Open-ended funds Liquidity is the key feature involved which means these funds are like Open Box where investors can enter into or exit from an open-ended scheme anytime at NAV (Net Asset Value) related prices. Open ended funds are popular with investors because they operate in similar way to stock market where no maturity or lock-in period is involved. II. Close-ended funds A close-ended fund or scheme has a stipulated maturity period for eg. 5 – 7 years. The fund is open for subscription only during a specified period at the time of the launch of the scheme.

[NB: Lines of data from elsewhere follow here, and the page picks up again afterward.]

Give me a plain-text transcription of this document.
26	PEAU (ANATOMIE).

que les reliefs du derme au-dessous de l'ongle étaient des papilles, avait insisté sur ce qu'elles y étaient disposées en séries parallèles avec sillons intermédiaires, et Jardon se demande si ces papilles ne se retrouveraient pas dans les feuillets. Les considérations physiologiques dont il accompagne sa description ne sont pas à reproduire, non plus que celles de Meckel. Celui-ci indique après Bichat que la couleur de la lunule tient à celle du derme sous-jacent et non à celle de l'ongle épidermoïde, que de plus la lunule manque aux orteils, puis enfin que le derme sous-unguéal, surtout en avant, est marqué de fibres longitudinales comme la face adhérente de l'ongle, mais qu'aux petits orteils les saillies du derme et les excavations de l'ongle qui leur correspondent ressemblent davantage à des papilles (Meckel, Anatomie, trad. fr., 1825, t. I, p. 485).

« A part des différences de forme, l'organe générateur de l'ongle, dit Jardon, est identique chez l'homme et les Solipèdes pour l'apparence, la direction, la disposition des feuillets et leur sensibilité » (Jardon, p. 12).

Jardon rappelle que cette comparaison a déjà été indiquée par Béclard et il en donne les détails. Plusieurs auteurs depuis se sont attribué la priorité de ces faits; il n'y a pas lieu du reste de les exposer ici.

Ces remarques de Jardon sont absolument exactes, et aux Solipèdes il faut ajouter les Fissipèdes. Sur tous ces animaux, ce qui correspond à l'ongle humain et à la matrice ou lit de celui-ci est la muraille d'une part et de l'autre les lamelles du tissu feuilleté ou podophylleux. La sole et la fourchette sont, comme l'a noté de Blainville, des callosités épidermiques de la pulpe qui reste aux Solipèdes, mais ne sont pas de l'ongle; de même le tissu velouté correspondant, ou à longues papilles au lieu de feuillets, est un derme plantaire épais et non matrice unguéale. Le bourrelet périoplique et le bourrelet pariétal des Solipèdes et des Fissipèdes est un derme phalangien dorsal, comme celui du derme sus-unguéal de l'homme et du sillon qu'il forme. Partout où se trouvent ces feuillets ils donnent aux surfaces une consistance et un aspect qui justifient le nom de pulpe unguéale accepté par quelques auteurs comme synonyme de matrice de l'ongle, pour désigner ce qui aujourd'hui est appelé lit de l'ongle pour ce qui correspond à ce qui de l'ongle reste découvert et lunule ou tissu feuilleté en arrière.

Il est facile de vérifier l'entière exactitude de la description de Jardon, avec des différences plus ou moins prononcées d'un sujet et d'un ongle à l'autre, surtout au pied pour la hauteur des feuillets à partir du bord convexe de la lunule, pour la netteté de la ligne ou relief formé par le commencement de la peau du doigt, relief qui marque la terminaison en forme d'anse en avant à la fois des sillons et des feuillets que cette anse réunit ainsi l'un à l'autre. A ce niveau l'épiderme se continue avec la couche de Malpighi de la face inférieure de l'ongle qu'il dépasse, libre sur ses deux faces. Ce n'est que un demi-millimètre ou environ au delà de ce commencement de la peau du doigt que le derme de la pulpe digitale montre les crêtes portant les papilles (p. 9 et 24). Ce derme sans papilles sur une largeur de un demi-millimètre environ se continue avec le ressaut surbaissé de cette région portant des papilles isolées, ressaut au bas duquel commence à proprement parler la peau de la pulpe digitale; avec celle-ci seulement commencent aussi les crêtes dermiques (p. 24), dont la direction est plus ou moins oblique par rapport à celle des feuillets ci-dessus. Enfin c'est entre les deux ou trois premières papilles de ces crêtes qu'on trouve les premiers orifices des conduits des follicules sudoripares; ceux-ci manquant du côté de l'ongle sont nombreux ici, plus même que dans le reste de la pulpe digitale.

Investors can invest in the scheme at the time of the initial public issue and thereafter they can buy or sell the units of the scheme on the stock exchange where the units are listed. In order to provide an exit route to the investors, some close-ended funds give the option of selling back the units to the mutual fund through periodic repurchase at NAV related prices. 2) On the basis of asset class On the basis of Asset classes there can be Equity scheme wherein you invest in shares, Debt or Income scheme wherein you can invest in govt. ecurities, balanced scheme wherein you can invest in both equities and fixed income securities. 3) On the basis of investment objectives Investment objectives can be Growth scheme or Income scheme or Balanced scheme. | Growth Scheme| Income Scheme| Balanced Scheme| Aim| To provide capital appreciation over medium to long term| To provide regular and steady income to investors| To provide both growth and income by periodically distributing a part of the income ; capital gains they earn| Invests| Invests a major part of their fund in equities| Invest in fixed income securities like bonds and corporate debentures. Invest in both bonds and shares| 4) Other types A. Sector specific scheme Invest only in sector for eg. Infrastructure fund would invest in infrastructure companies. Sectoral funds carry a higher risk along with a higher potential to generate returns. This is because their fate moves with the sector in which they invest. Therefore if that sector performs well, they generate excellent returns. B. Index scheme Index attempts to replicate a stock market index or as closely as possible by investing in the stocks that form that index in the very same proportion.
So a NIFTY index fund would have the same 50 companies that make up Nifty in the same weightage. The aim of an index fund is to replicate the performance of that market index. So if the markets are rising, then your investment will rise with almost the same percentage and if it is falling, you will get similar negative returns. The main advantage of investing in an index fund is the low Expense Ratio that is incurred in these funds as compared to other investments because it is passively managed funds. C. ELSS (Equity linked saving schemes)
An Equity-linked saving scheme (ELSS) is a great investment option that offers the double benefits of Tax saving and capital Gains. Money collected under ELSS is mainly invested in equity and equity related instruments. ELSS Schemes have 3 years Lock-in period. Because of this, fund manager can have portfolio of stocks that can outperform over a period of time. The best way to invest in ELSS is through Systematic Investment Plan (SIP). With SIP you can invest a small amount every month for a specific time period.